D’aucuns en vinrent d’ailleurs à considérer ce trouble comme le lot des seuls citoyens suisses, de sorte qu’il fut également dénommé «le mal du Suisse». «Par après, des symptômes associés à la nostalgie furent relevés dans d’autres ethnies, comme l’atteste notamment leur présence chez des soldats napoléoniens et des soldats engagés dans la guerre de Sécession. Ainsi était souligné le caractère universel du phénomène», rapporte Hedwige Dehon. En outre, il s’avéra impossible de détecter un désordre physiologique commun aux individus touchés. L’idée de Johannes Hofer que la nostalgie fût une maladie mentale s’en trouvait confortée. Cette vision négative fut ensuite reprise par la psychanalyse, qui crut percevoir dans la nostalgie une forme d’anxiété de séparation.

  

Entre l’eau et le feu

Mais encore faut-il s’entendre sur les termes, puisque ce que connurent les mercenaires suisses ou les soldats napoléoniens évoqués dans les documents d’époque relevait, nous l’avons signalé, de la mélancolie au sens actuel de dépression sévère. Probablement d’autres de ces soldats devaient-ils être en proie à de la mélancolie telle que définie dans son acception commune d’état d’abattement, de tristesse vague, accompagné de rêverie.

La nostalgie, elle, est, au sens moderne du terme, ce que le chanteur Léo Ferré appelait une «tristesse agréable». Comme l’indique Hedwige Dehon, elle se situe au cœur d’une combinaison d’affects positifs et négatifs et, selon les études qui lui ont été consacrées, revêtirait plusieurs fonctions. «Il s’agit d’une émotion complexe intimement liée à l’identité de l’individu, sociale, à la fois douce, parce qu’elle renvoie à de bons moments, et amère, parce que ceux-ci ne seront plus, mais dont la tonalité reste essentiellement positive», explique la psychologue de l’Université de Liège.

D’après les données scientifiques disponibles, la nostalgie semble universelle et présente à tous les âges de la vie adulte (1). Pour Constantine Sedikides, de l’Université de Southampton, elle est ancrée dans des souvenirs d’événements ­précis qui, rappelle Hedwige Dehon, «nous renvoient à notre enfance, à des relations avec des proches ou à des événements joyeux très particuliers dans notre parcours personnel». Comme chacun a pu en faire l’expérience, la nostalgie peut être induite par des stimuli externes, telles des musiques, des photographies, des odeurs…, ou par divers états internes, dont la solitude, l’ennui, la tristesse ou encore l’isolement.

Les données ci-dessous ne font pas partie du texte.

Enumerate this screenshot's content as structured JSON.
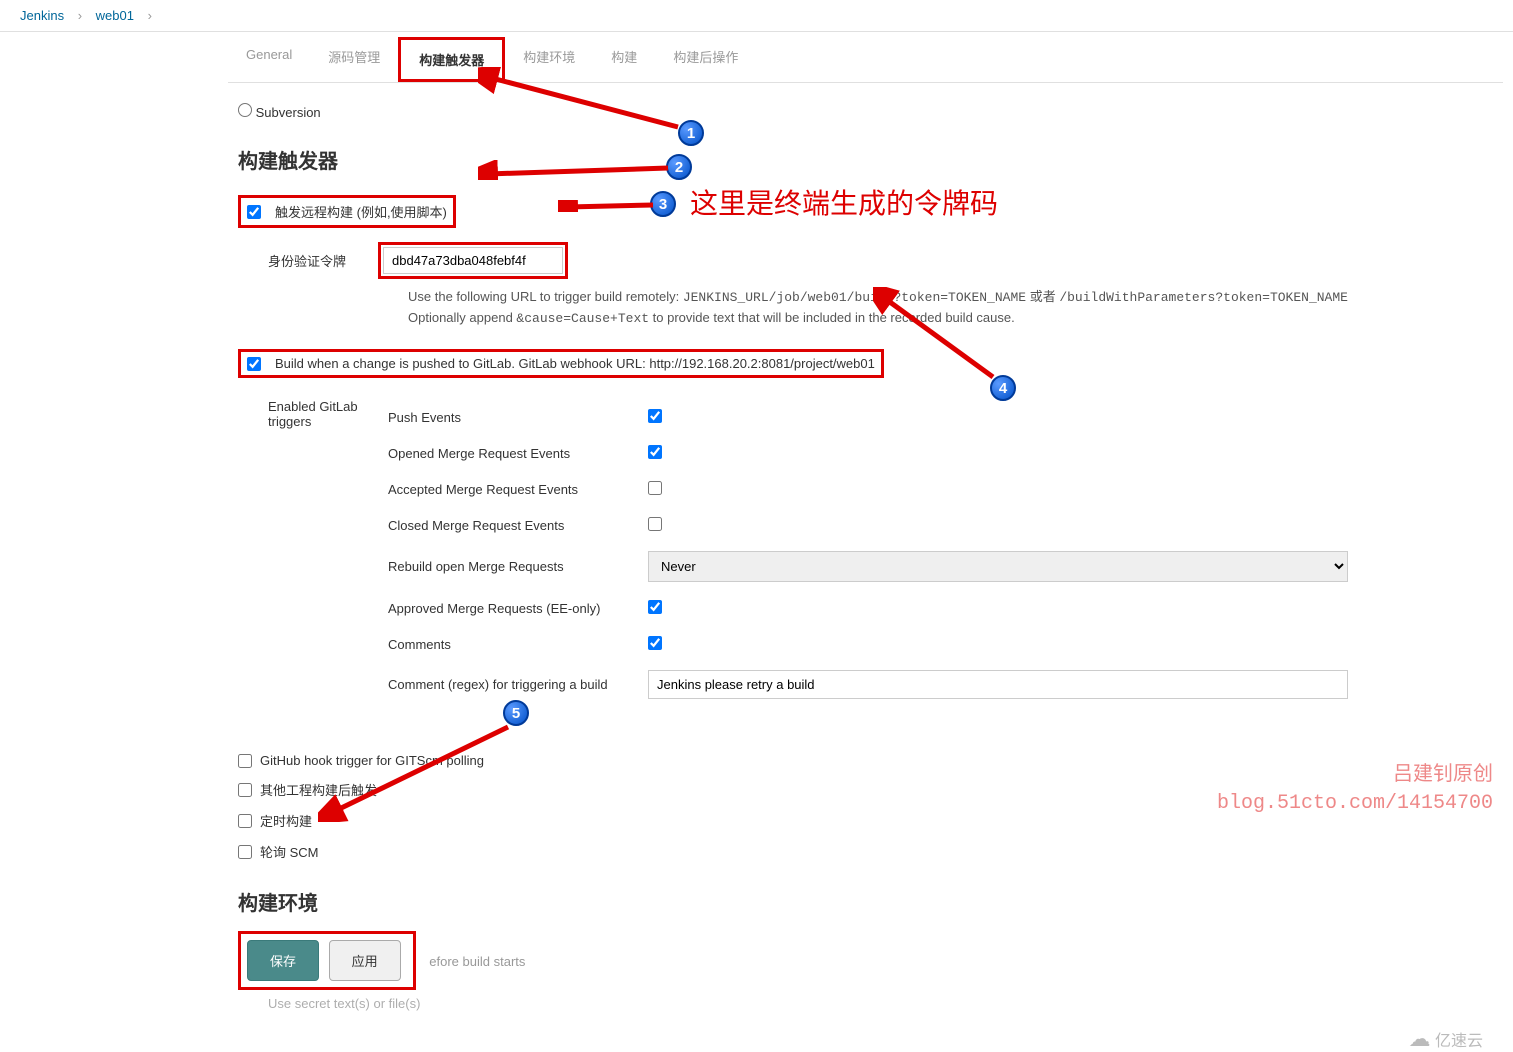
{
  "breadcrumb": {
    "root": "Jenkins",
    "item": "web01"
  },
  "tabs": {
    "general": "General",
    "scm": "源码管理",
    "triggers": "构建触发器",
    "env": "构建环境",
    "build": "构建",
    "post": "构建后操作"
  },
  "subversion": "Subversion",
  "section_triggers_title": "构建触发器",
  "remote_trigger": {
    "label": "触发远程构建 (例如,使用脚本)",
    "token_label": "身份验证令牌",
    "token_value": "dbd47a73dba048febf4f",
    "help1_prefix": "Use the following URL to trigger build remotely: ",
    "help1_url": "JENKINS_URL/job/web01/build?token=TOKEN_NAME",
    "help1_or": " 或者 ",
    "help1_url2": "/buildWithParameters?token=TOKEN_NAME",
    "help2_prefix": "Optionally append ",
    "help2_code": "&cause=Cause+Text",
    "help2_suffix": " to provide text that will be included in the recorded build cause."
  },
  "gitlab": {
    "label": "Build when a change is pushed to GitLab. GitLab webhook URL: http://192.168.20.2:8081/project/web01",
    "triggers_label": "Enabled GitLab triggers",
    "rows": {
      "push": "Push Events",
      "opened_mr": "Opened Merge Request Events",
      "accepted_mr": "Accepted Merge Request Events",
      "closed_mr": "Closed Merge Request Events",
      "rebuild": "Rebuild open Merge Requests",
      "rebuild_value": "Never",
      "approved": "Approved Merge Requests (EE-only)",
      "comments": "Comments",
      "comment_regex": "Comment (regex) for triggering a build",
      "comment_regex_value": "Jenkins please retry a build"
    }
  },
  "bottom": {
    "github_hook": "GitHub hook trigger for GITScm polling",
    "other_proj": "其他工程构建后触发",
    "cron": "定时构建",
    "poll_scm": "轮询 SCM"
  },
  "section_env_title": "构建环境",
  "env_row": {
    "delete_before": "efore build starts",
    "secret_text": "Use secret text(s) or file(s)"
  },
  "buttons": {
    "save": "保存",
    "apply": "应用"
  },
  "annotations": {
    "n1": "1",
    "n2": "2",
    "n3": "3",
    "n4": "4",
    "n5": "5",
    "token_note": "这里是终端生成的令牌码",
    "author1": "吕建钊原创",
    "author2": "blog.51cto.com/14154700",
    "watermark": "亿速云"
  }
}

Selon Alan Baddeley, de l’Université de York en Angleterre, et David Pillemer, de l’Université du New Hampshire aux États-Unis, les ­souvenirs autobiographiques, c’est-à-dire ceux qui concernent des informations personnelles relatives à notre passé, posséderaient une valeur adaptative et rempliraient plusieurs fonctions (2)(3). Tout d’abord, une fonction dite directive qui consisterait principalement à guider nos pensées actuelles et futures ainsi que nos comportements. Ensuite, une fonction qui assurerait la cohérence et la continuité du self, entendu comme la conception que nous avons de nous-même, de notre identité. Enfin, une fonction sociale, en favorisant la communication et l’établissement de liens interpersonnels.

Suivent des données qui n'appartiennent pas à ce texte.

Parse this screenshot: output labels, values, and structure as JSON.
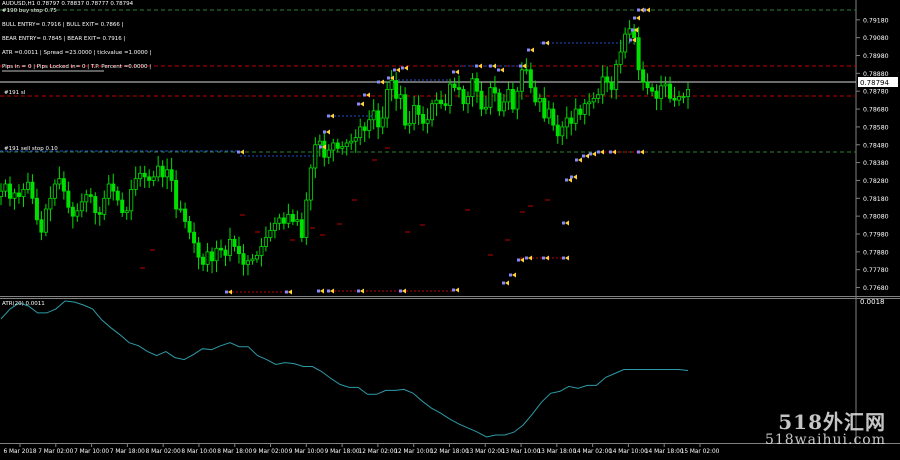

Plus récemment, Anne Rasmussen et Dorthe Berntsen, de l’Université d’Aarhus au Danemark, ont montré que les souvenirs directifs étaient plutôt associés à des événements et des émotions négatifs, tandis que les fonctions liées au self ou de type social l’étaient plutôt à des événements et des émotions positifs (4). Les ­souvenirs nostalgiques, eux, sont des souvenirs autobiographiques qui marient un peu l’eau et le feu, le négatif et le positif, mais où ce dernier est prépondérant, contrairement à l’idée véhiculée par la vision surannée où la nostalgie était assimilée à la mélancolie. Il fallut attendre les vingt dernières années pour que quelques auteurs, dont en particulier Constantine Sedikides et Tim Wildschut, de l’Université de Southampton, ainsi que Clay Routledge, de l’Université de Dakota du Nord, entreprennent des travaux scientifiques qui confèrent plusieurs dimensions positives de la nostalgie (1)(5).

(1) Sedikides C, et al. Advances in Experimental Social Psychology 2015;51,189-273.

(2) Baddeley A. In Gruneberg MM, Morris PE, & Sykes RN (Eds) 1988; vol.1,3-18.

(3) Pillemer DB. Memory 2003;11,193-202.

(4) Rasmussen AS & Berntsen D. Cognition 2009a;37,477-492.

(5) Sedikides C, & Wildschut T. Trends in Cognitive Sciences 2016;20,319-321.